Marko Milos, propriétaire de l'agence de voyages Dubrovnik Local Guides et habitant de la vieille ville, voit les choses différemment. « À mon avis, c'est bien mieux qu'avant », dit-il.
« Parfois, c'est bondé et bondé, mais par rapport à 2017 et 2018, en tant que guides locaux, nous avons constaté une amélioration. Je vis à l'intérieur des murs de la ville avec 1 000 autres personnes », explique Milos.

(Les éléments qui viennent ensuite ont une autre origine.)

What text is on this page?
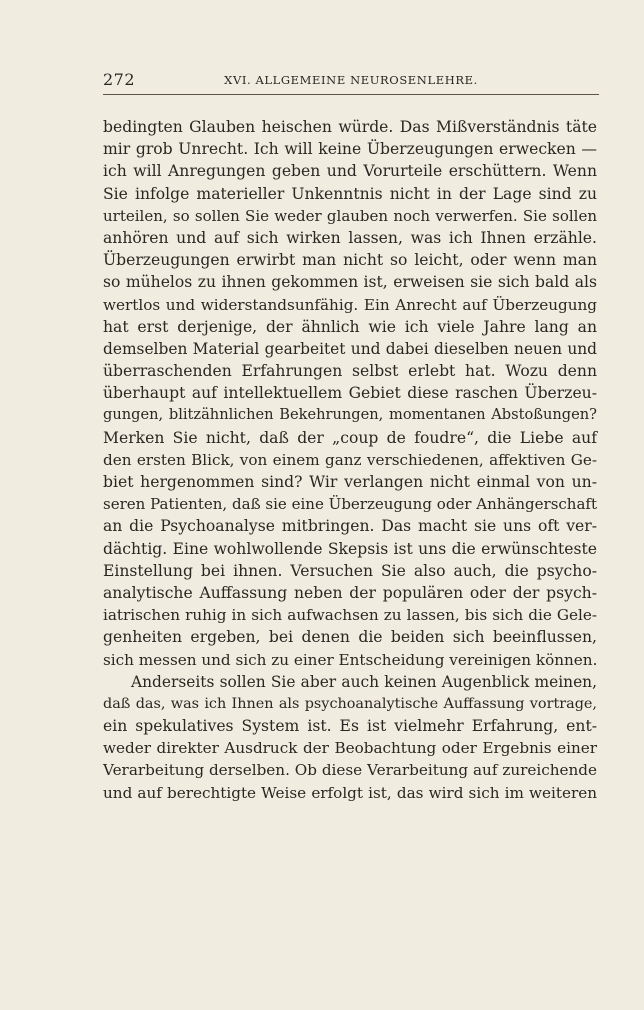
272	XVI. ALLGEMEINE NEUROSENLEHRE.
bedingten Glauben heischen würde. Das Mißverständnis täte
mir grob Unrecht. Ich will keine Überzeugungen erwecken —
ich will Anregungen geben und Vorurteile erschüttern. Wenn
Sie infolge materieller Unkenntnis nicht in der Lage sind zu
urteilen, so sollen Sie weder glauben noch verwerfen. Sie sollen
anhören und auf sich wirken lassen, was ich Ihnen erzähle.
Überzeugungen erwirbt man nicht so leicht, oder wenn man
so mühelos zu ihnen gekommen ist, erweisen sie sich bald als
wertlos und widerstandsunfähig. Ein Anrecht auf Überzeugung
hat erst derjenige, der ähnlich wie ich viele Jahre lang an
demselben Material gearbeitet und dabei dieselben neuen und
überraschenden Erfahrungen selbst erlebt hat. Wozu denn
überhaupt auf intellektuellem Gebiet diese raschen Überzeu-
gungen, blitzähnlichen Bekehrungen, momentanen Abstoßungen?
Merken Sie nicht, daß der „coup de foudre“, die Liebe auf
den ersten Blick, von einem ganz verschiedenen, affektiven Ge-
biet hergenommen sind? Wir verlangen nicht einmal von un-
seren Patienten, daß sie eine Überzeugung oder Anhängerschaft
an die Psychoanalyse mitbringen. Das macht sie uns oft ver-
dächtig. Eine wohlwollende Skepsis ist uns die erwünschteste
Einstellung bei ihnen. Versuchen Sie also auch, die psycho-
analytische Auffassung neben der populären oder der psych-
iatrischen ruhig in sich aufwachsen zu lassen, bis sich die Gele-
genheiten ergeben, bei denen die beiden sich beeinflussen,
sich messen und sich zu einer Entscheidung vereinigen können.
Anderseits sollen Sie aber auch keinen Augenblick meinen,
daß das, was ich Ihnen als psychoanalytische Auffassung vortrage,
ein spekulatives System ist. Es ist vielmehr Erfahrung, ent-
weder direkter Ausdruck der Beobachtung oder Ergebnis einer
Verarbeitung derselben. Ob diese Verarbeitung auf zureichende
und auf berechtigte Weise erfolgt ist, das wird sich im weiteren
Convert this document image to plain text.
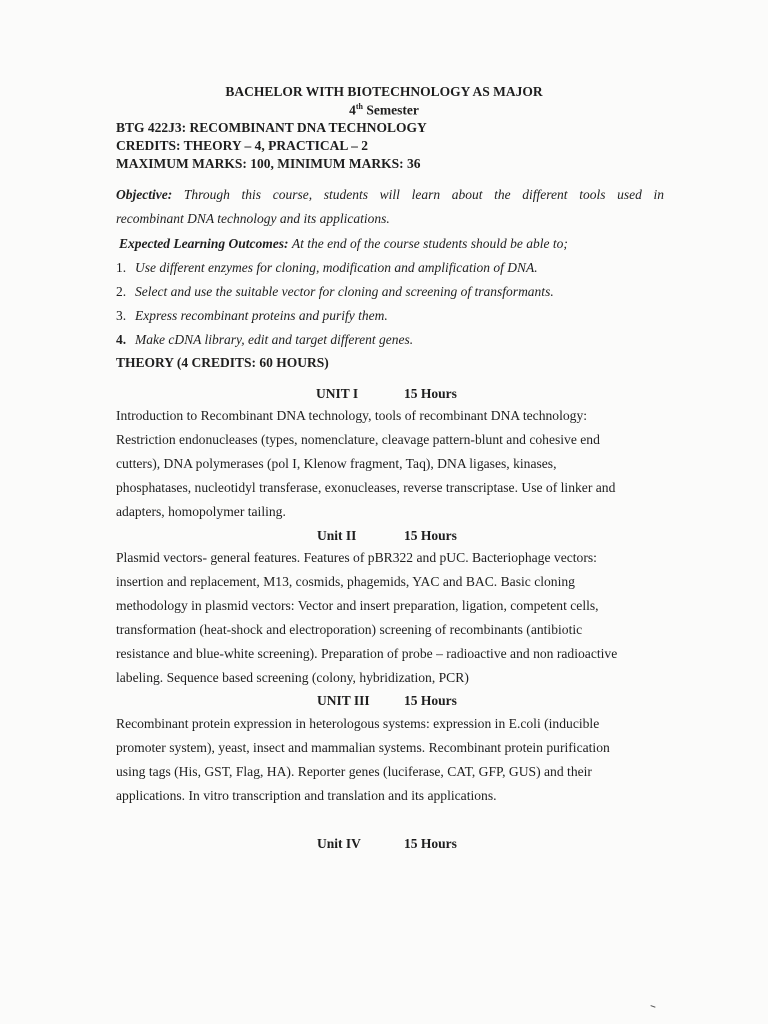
BACHELOR WITH BIOTECHNOLOGY AS MAJOR
4th Semester
BTG 422J3: RECOMBINANT DNA TECHNOLOGY
CREDITS: THEORY – 4, PRACTICAL – 2
MAXIMUM MARKS: 100, MINIMUM MARKS: 36
Objective: Through this course, students will learn about the different tools used in
recombinant DNA technology and its applications.
Expected Learning Outcomes: At the end of the course students should be able to;
1. Use different enzymes for cloning, modification and amplification of DNA.
2. Select and use the suitable vector for cloning and screening of transformants.
3. Express recombinant proteins and purify them.
4. Make cDNA library, edit and target different genes.
THEORY (4 CREDITS: 60 HOURS)
UNIT I	15 Hours
Introduction to Recombinant DNA technology, tools of recombinant DNA technology:
Restriction endonucleases (types, nomenclature, cleavage pattern-blunt and cohesive end
cutters), DNA polymerases (pol I, Klenow fragment, Taq), DNA ligases, kinases,
phosphatases, nucleotidyl transferase, exonucleases, reverse transcriptase. Use of linker and
adapters, homopolymer tailing.
Unit II	15 Hours
Plasmid vectors- general features. Features of pBR322 and pUC. Bacteriophage vectors:
insertion and replacement, M13, cosmids, phagemids, YAC and BAC. Basic cloning
methodology in plasmid vectors: Vector and insert preparation, ligation, competent cells,
transformation (heat-shock and electroporation) screening of recombinants (antibiotic
resistance and blue-white screening). Preparation of probe – radioactive and non radioactive
labeling. Sequence based screening (colony, hybridization, PCR)
UNIT III	15 Hours
Recombinant protein expression in heterologous systems: expression in E.coli (inducible
promoter system), yeast, insect and mammalian systems. Recombinant protein purification
using tags (His, GST, Flag, HA). Reporter genes (luciferase, CAT, GFP, GUS) and their
applications. In vitro transcription and translation and its applications.
Unit IV	15 Hours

« Je suis né et j'ai grandi ici. Je pense qu'ils font de leur mieux ! La vie locale reprend avec l'ouverture de l'école l'année dernière. En tant qu'acteur touristique et habitant local, je souhaite une ville où chacun s'amuse et où le tourisme profite à tous », ajoute-t-il.
Andrea Godfrey, responsable marketing de Regent Holidays, une agence de voyages basée à Bristol qui organise des circuits dans la région depuis les années 1970, accueille avec prudence ces changements.
« On ne sait pas encore comment fonctionnera l'entrée programmée. Cela pourrait limiter la flexibilité et entraîner des temps d'attente plus longs – c'est difficile à dire », a-t-il déclaré.
« Notre équipe commerciale estime que l'idée d'une entrée réglementée aux remparts de la ville est une bonne idée dans l'ensemble », dit-il.
« Mais étant donné le surtourisme dans la région, nous envoyons davantage de gens vers des endroits plus calmes en Istrie et sur d'autres îles croates ces jours-ci, plutôt qu'à Dubrovnik », ajoute-t-il.
En raison de la popularité de Dubrovnik, les visiteurs ne doivent pas s'attendre à voir des rues vides.
Pertes économiques
Mais les mesures de Frankovic marquent un tournant rare dans le tourisme de masse : une ville rejetant les revenus du tourisme en faveur de ses citoyens.
À l'heure où la plupart des destinations recherchent la croissance à tout prix, Dubrovnik mise sur l'inverse : laisser la qualité, et non la quantité, définir son avenir.
Malgré tout, les mesures touristiques prennent des années pour rétablir l'équilibre souhaité par les habitants. Dubrovnik a beau être une destination de renommée mondiale, elle reste trop fréquentée, et Frankovic admet que le défi exigera de la patience.
« Je vois Dubrovnik dans trois ans avec des habitants heureux, un bon tourisme et une ville dynamique. Tout le monde sera content, mais nous devrons prendre des décisions difficiles », dit-il.
J'essaie de convaincre nos concitoyens que je fais cela pour le bien de tous. Au début, ils perdaient certes des revenus. Maintenant, ils constatent qu'ils font beaucoup plus de bénéfices qu'avant, car leurs restaurants sont pleins, les cafés aussi, et les gens s'amusent. Donc, plus ne signifie pas toujours plus. Parfois, plus signifie moins, et moins, c'est plus.